In other words, the imperative of establishing new communications with students outside the semesterly requirements between now and whenever classes next return, in whatever form, has only grown.
Here are five questions, and a few ideas, to ponder around the role that campus communications offices can play as this risk of an empty summer season arrives:
How can we err on the side of transparency and humanity rather than caution and bureaucracy? Universities, like organizations across society, control very little right now, and the questions ahead are intense: Will campuses open in the fall? Will they still have to operate virtually? What will different approaches cost? And on and on. But the virus is in charge.

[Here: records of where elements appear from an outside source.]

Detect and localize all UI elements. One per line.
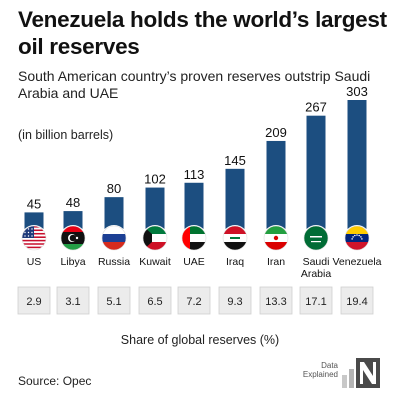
iran-flag-icon xyxy=(264,226,288,250)
share-label-8: 19.4 xyxy=(346,296,367,308)
category-label-6: Iran xyxy=(267,256,285,268)
value-label-3: 102 xyxy=(144,172,166,187)
kuwait-flag-icon-outline xyxy=(142,225,168,251)
chart-title: Venezuela holds the world’s largest oil … xyxy=(18,7,387,59)
iraq-flag-icon-outline xyxy=(222,225,248,251)
kuwait-flag-icon xyxy=(143,226,167,250)
value-label-8: 303 xyxy=(346,84,368,99)
category-label-3: Kuwait xyxy=(139,256,171,268)
bar-2 xyxy=(104,197,124,232)
chart-subtitle: South American country’s proven reserves… xyxy=(18,68,371,101)
logo-text: Data Explained xyxy=(302,361,338,379)
share-label-5: 9.3 xyxy=(227,296,242,308)
logo-mark-icon xyxy=(342,358,380,388)
bar-6 xyxy=(266,140,286,232)
iran-flag-icon-outline xyxy=(263,225,289,251)
share-box-6 xyxy=(259,286,293,315)
uae-flag-icon xyxy=(182,226,206,250)
source-note: Source: Opec xyxy=(18,374,92,388)
category-label-8: Venezuela xyxy=(332,256,381,268)
share-box-7 xyxy=(299,286,333,315)
us-flag-icon xyxy=(22,226,46,250)
value-label-4: 113 xyxy=(184,167,205,182)
bar-8 xyxy=(347,100,367,232)
uae-flag-icon-outline xyxy=(181,225,207,251)
venezuela-flag-icon xyxy=(345,226,369,250)
share-box-4 xyxy=(177,286,211,315)
category-label-1: Libya xyxy=(60,256,85,268)
share-label-6: 13.3 xyxy=(265,296,286,308)
saudi-arabia-flag-icon-outline xyxy=(303,225,329,251)
bar-4 xyxy=(184,182,204,232)
share-axis-label: Share of global reserves (%) xyxy=(121,333,279,347)
us-flag-icon-outline xyxy=(21,225,47,251)
venezuela-flag-icon-outline xyxy=(344,225,370,251)
bar-5 xyxy=(225,168,245,232)
value-label-7: 267 xyxy=(305,100,327,115)
share-box-8 xyxy=(340,286,374,315)
share-label-7: 17.1 xyxy=(305,296,326,308)
russia-flag-icon xyxy=(102,226,126,250)
unit-label: (in billion barrels) xyxy=(18,128,114,142)
value-label-0: 45 xyxy=(27,196,41,211)
category-label-2: Russia xyxy=(98,256,130,268)
category-label-0: US xyxy=(27,256,42,268)
category-label-4: UAE xyxy=(183,256,205,268)
share-box-0 xyxy=(17,286,51,315)
share-box-3 xyxy=(138,286,172,315)
category-label-7-1: Arabia xyxy=(301,268,332,280)
iraq-flag-icon xyxy=(223,226,247,250)
libya-flag-icon-outline xyxy=(60,225,86,251)
value-label-6: 209 xyxy=(265,125,287,140)
russia-flag-icon-outline xyxy=(101,225,127,251)
share-label-3: 6.5 xyxy=(147,296,162,308)
bar-7 xyxy=(306,115,326,232)
data-explained-logo: Data Explained xyxy=(302,355,384,389)
share-box-5 xyxy=(218,286,252,315)
share-box-2 xyxy=(97,286,131,315)
share-box-1 xyxy=(56,286,90,315)
category-label-5: Iraq xyxy=(226,256,244,268)
value-label-1: 48 xyxy=(66,195,80,210)
libya-flag-icon xyxy=(61,226,85,250)
bar-3 xyxy=(145,187,165,232)
value-label-2: 80 xyxy=(107,181,121,196)
share-label-2: 5.1 xyxy=(106,296,121,308)
category-label-7: Saudi xyxy=(303,256,330,268)
share-label-4: 7.2 xyxy=(186,296,201,308)
saudi-arabia-flag-icon xyxy=(304,226,328,250)
share-label-1: 3.1 xyxy=(65,296,80,308)
share-label-0: 2.9 xyxy=(26,296,41,308)
value-label-5: 145 xyxy=(224,153,246,168)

We have to let families know that we don’t have the answers, share the scenarios being contemplated, and assure them we’ll share what we know—and what we don’t. When fear looms, trust and transparency are even more vital to good relationships.
How can we end the semester with meaningful closure? Let’s not let this semester apart simply drift away. Let’s mark it somehow with an exclamation point. Let’s hold a virtual “we made it” occasion. Let’s write every student a personal email saying, “You did it!” Let’s send them a spirited video montage of alumni of all ages commending them for getting this far. Let’s get a great musician in our faculty and an awesome student who sings to deliver a new song marking what’s just been accomplished. Let’s invite in talents across our campus community—wherever they may be—to remind students of the community that they’ll want to stay part of.
How can we leverage push communications like never before? Let’s use the web, text messages, social media, videos, photos, and all the rest in our toolkits to push creative connections of value, support, information, inspiration, and encouragement like never before. Let’s make clear as the semester ends, and on through the summer, that even from afar, our students can be part of—actually, still are—the life of the university. Through crowdsourcing, let’s help them be the biggest and best part of it. For now, every community is virtual. Campus communications can make it more real for students than almost any other creative force.
But what pull can the university give too? Let’s work with our academic colleagues to draw students in to experiences they won’t want to miss—special courses, skills training, virtual performances, personal guidance, lively interactions with faculty and staff like in no other summer. Let’s share the humanity of our professionals—let’s meet their pets and learn their favorite books and coolest hobbies. Let’s be serious—with thought-provoking lectures—and fun—with quixotic topics and engagements that professors (and alumni and staff…) never get to share otherwise. What other community has access to so many ideas and talents?
How do we invent special community moments students won’t want to miss? What virtual summer “events” can bring many people across our disparate college or university community together? Can we do one a month? Can we run competitions and give prizes—best video song, dance, art gallery, lightning lecture, moment of wisdom? Let’s ask the students themselves, and the faculty, and others, and give that spontaneity and need for human connection a place to go.
These are scary times. The unknowns seem to stretch and deepen by the day. But universities and colleges have capacities to help students meet the moment like no other community. We want them back in the months and years ahead. We want them to know this is a community worth belonging to then, as now. Here, despite—rather, in—the virtual world to which we've all been temporarily banished together, let’s show them why.